Ясли и детский сад напоминают русские. Не знаю, как в России, но здесь далеко не везде можно пристроить ребёнка, не говоря уже о том, чтобы выбрать сад по душе и воспитательному концепту. А нам ещё и два места сразу подавай! Пройдя все круги бюрократии и заполнив всевозможные анкеты, мы целую вечность ждали волшебное письмо от администрации города. Факт, что мы подали заявление в ясли за год до начала посещения, восприняли с улыбкой. В некоторых регионах существовала такая острая нехватка мест, что заявление подавали сразу же, как только на руки приходило свидетельство о рождении малыша. Я попросила мужа позвонить поинтересоваться, как обстоят наши дела. Услышав в трубке пессимистическое «лучше не надейтесь», мой супруг на автомате ответил, что у нас вообще-то права имеются, и процитировал какой-то параграф из какого-то то ли закона, то ли положения. Через неделю письма от администрации города лежали у нас в почтовом ящике: малышек приняли.

Нас встретили две группы в довольно тесных помещениях, по двенадцать малышей в каждой. Воспитательницы все молодые, мотивированные, со знанием дела. Когда спустя шесть часов забирала своих вишенок, девушки мне подробно рассказывали обо всех происшествиях. Иногда я в каких-то вопросах советовалась с профессионалами по дошкольному воспитанию и каждый раз получала дельные советы. Особенно мне нравилась Ольга. Она привязалась к моим двойняшкам-билингвам. Когда другие не понимали, что девчонки имеют в виду, только русская воспитательница могла расшифровать смесь трёх языков: русского, немецкого и сестринского.

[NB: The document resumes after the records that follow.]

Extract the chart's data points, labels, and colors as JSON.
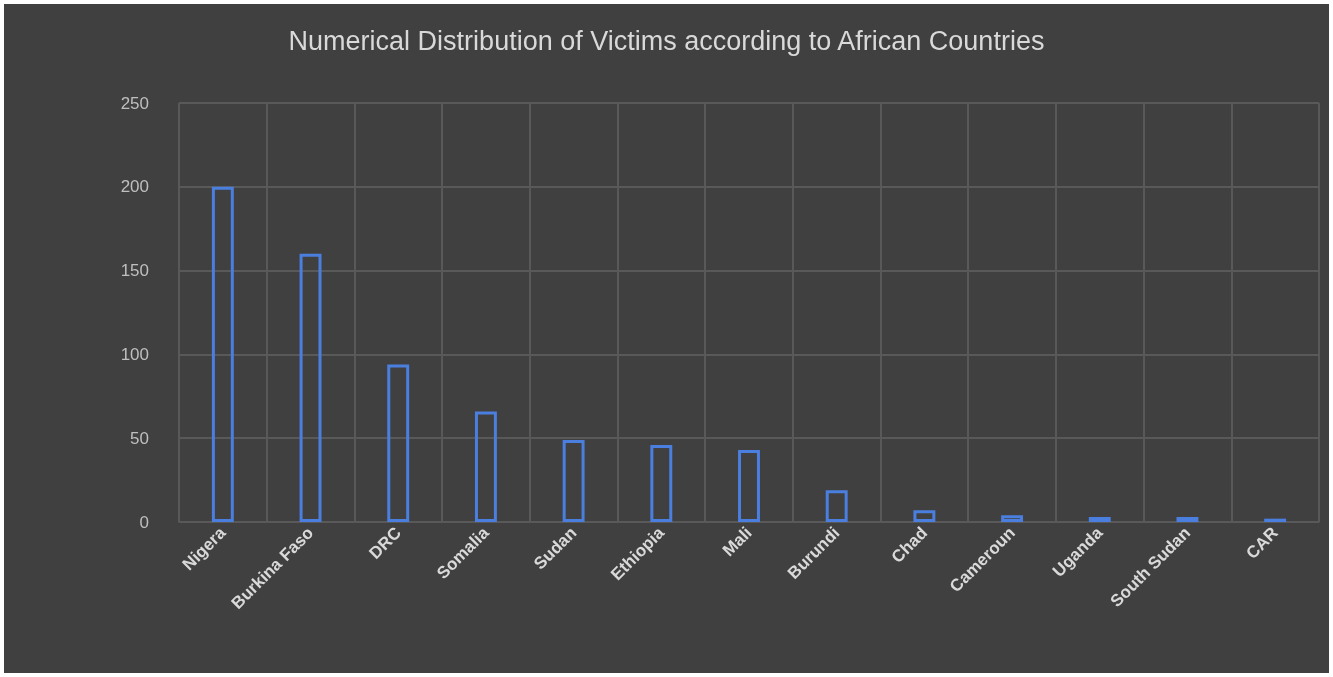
{
  "chart_data": {
    "type": "bar",
    "title": "Numerical Distribution of Victims according to African Countries",
    "categories": [
      "Nigera",
      "Burkina Faso",
      "DRC",
      "Somalia",
      "Sudan",
      "Ethiopia",
      "Mali",
      "Burundi",
      "Chad",
      "Cameroun",
      "Uganda",
      "South Sudan",
      "CAR"
    ],
    "values": [
      200,
      160,
      94,
      66,
      49,
      46,
      43,
      19,
      7,
      4,
      3,
      3,
      2
    ],
    "color": "#4a7fe0",
    "ylim": [
      0,
      250
    ],
    "yticks": [
      0,
      50,
      100,
      150,
      200,
      250
    ],
    "grid": true
  }
}
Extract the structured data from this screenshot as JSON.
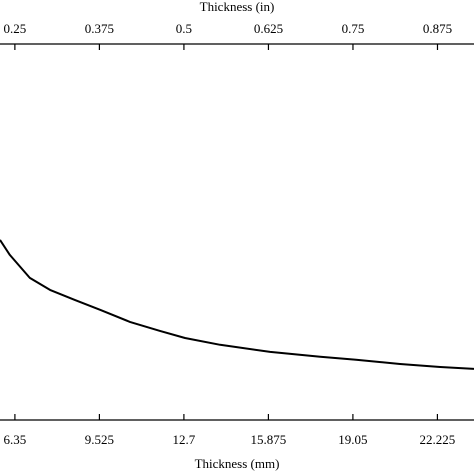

Дочки там передружились со всеми детьми, учились мастерить латерны[5] ко Дню святого Мартина, разучивали немецкие песенки, праздновали дни рождения. Девчонок хвалили за отличные социальные навыки и очень удивлялись их всеядности. Обычно в воспитательные заведения обеды поставляли в контейнерах, но в этом, почти семейном, работала кухарка. Она каждый день готовила свежую сбалансированную еду. Местная детвора отказывалась от болгарского перца или салата, к примеру. Большинство ничего, кроме макарон, не желали видеть в своих тарелках. У многих имелся целый букет из разного рода аллергий. Самое распространённое – непереносимость лактозы. Ещё меня неимоверно удивило то, что из меню удалили свинину. Ни одного блюда из «нечистого животного» в яслях и в садах не подавали. Уследить за тем, чтобы многочисленные мусульманские дети не совершали грех, не представлялось возможным. Отказаться от неудобного ингредиента совсем было проще всего. И так почти в каждом детском саду в Германии.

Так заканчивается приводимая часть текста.